A similar picture was seen for the FabF proteins, one (now called FabO) performed the FabB function whereas the other functioned only as a FabF [9]. However, neither of these scenarios seemed applicable to the Clostridia. C. acetobutylicium lacks fabM, fabA and
fabB and has only a single copy of fabZ, although its fatty acid composition is similar to that of E. coli.
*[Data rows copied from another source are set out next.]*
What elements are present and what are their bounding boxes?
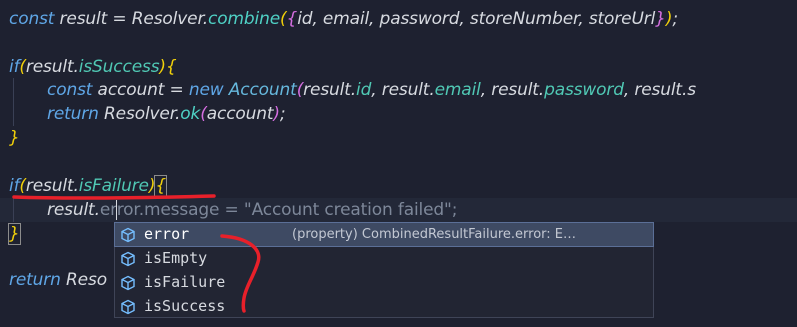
suggestion-detail: (property) CombinedResultFailure.error: … [292, 227, 577, 242]
code-line-1: const result = Resolver.combine({id, ema… [9, 9, 678, 29]
code-line-8: if(result.isFailure){ [9, 175, 167, 197]
suggestion-label: error [144, 225, 190, 243]
matched-bracket: { [154, 175, 167, 197]
inline-suggestion-ghost-text: error.message = "Account creation failed… [99, 200, 458, 220]
property-cube-icon [121, 227, 135, 243]
suggestion-item-isEmpty[interactable]: isEmpty [115, 247, 653, 270]
matched-bracket: } [8, 223, 21, 245]
code-line-12: return Reso [9, 270, 107, 290]
suggestion-label: isEmpty [144, 249, 208, 267]
code-line-4: const account = new Account(result.id, r… [47, 80, 696, 100]
suggestion-item-isFailure[interactable]: isFailure [115, 271, 653, 294]
property-cube-icon [121, 299, 135, 315]
code-line-6: } [9, 128, 20, 148]
code-line-3: if(result.isSuccess){ [9, 57, 177, 77]
property-cube-icon [121, 251, 135, 267]
code-line-5: return Resolver.ok(account); [47, 104, 286, 124]
indent-guide [13, 78, 14, 126]
code-line-10: } [8, 222, 21, 246]
indent-guide [13, 198, 14, 222]
suggestion-label: isSuccess [144, 297, 226, 315]
suggestion-item-isSuccess[interactable]: isSuccess [115, 295, 653, 318]
suggestion-label: isFailure [144, 273, 226, 291]
text-cursor [116, 200, 117, 220]
autocomplete-suggestion-list[interactable]: error (property) CombinedResultFailure.e… [114, 222, 654, 318]
suggestion-item-error[interactable]: error (property) CombinedResultFailure.e… [114, 222, 654, 247]
code-line-9: result.error.message = "Account creation… [47, 200, 458, 220]
property-cube-icon [121, 275, 135, 291]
This bacterium contains three genes that encode putative FabFs, although only one of these seemed likely to be involved in fatty acid synthesis (see Discussion). The most likely LY2603618 FabF homologue candidate was that encoded within a large gene cluster (fabH acpP fabK, fabD fabG fabF accB fabZ accC accD accA) that encodes what appears to be a Romidepsin datasheet complete set of the genes
required for saturated fatty acid synthesis. How does C. acetobutylicium make unsaturated fatty acids? One possibility was that the single FabZ and FabF homologues could somehow function in both the saturated and unsaturated branches of the fatty acid synthetic pathway. We report that the C. acetobutylicium FabZ cannot catalyze isomerization of its trans-2-decenoyl-ACP product to the cis-3 species either in vitro or when expressed in E. coli. However, the single FabF homologue active in fatty acid synthesis has the functions of both E. coli long chain 3-ketoacyl-ACP synthases, FabB and FabF. Figure 1 Unsaturated fatty acid biosynthetic pathway of E. coli. Results Only one of the three C. acetobutylicium fabF homologues can functionally replace E. coli FabF in vivo There are three annotated C. acetobutylicium fabF homologues designated as CAC3573, CAC2008
and CAA0093 [10]. We will temporarily call these genes fabF1, fabF2 and fabF3, although our data indicate that only the first of these genes functions in fatty acid synthesis. To test the functions of these homologues, the three genes were inserted into the arabinose-inducible vector pBAD24. The resulting plasmids were then introduced into two E. coli fabB(Ts) fabF strains, CY244 and JWC275. At the non-permissive temperature these mutant Foretinib clinical trial strains lack both long chain 3-ketoacyl-ACP synthase activities and thus are unable to grow even when the medium is supplemented with the unsaturated fatty acid, oleate [11, 12]. Derivatives of strains CY244 or JWC275 carrying pHW36 encoding fabF1 grew at 42°C in the presence of oleate whereas the strains STK38 carrying pHW37 and pHW38 (encoding fabF2 and fabF3, respectively) failed to grow (Fig. 2) (similar results were seen with plasmids of both low and high copy number vectors). Thus, only fabF1 complemented the E. coli fabF mutation showing that C. acetobutylicium FabF1, like E. coli FabF, is able to catalyze all of the elongation reactions required in the synthesis of saturated fatty acids. Furthermore, expression of FabF1 restored thermal control of fatty acid composition to a FabF null mutant strain (Table 1). An E. coli fabF strain in which C.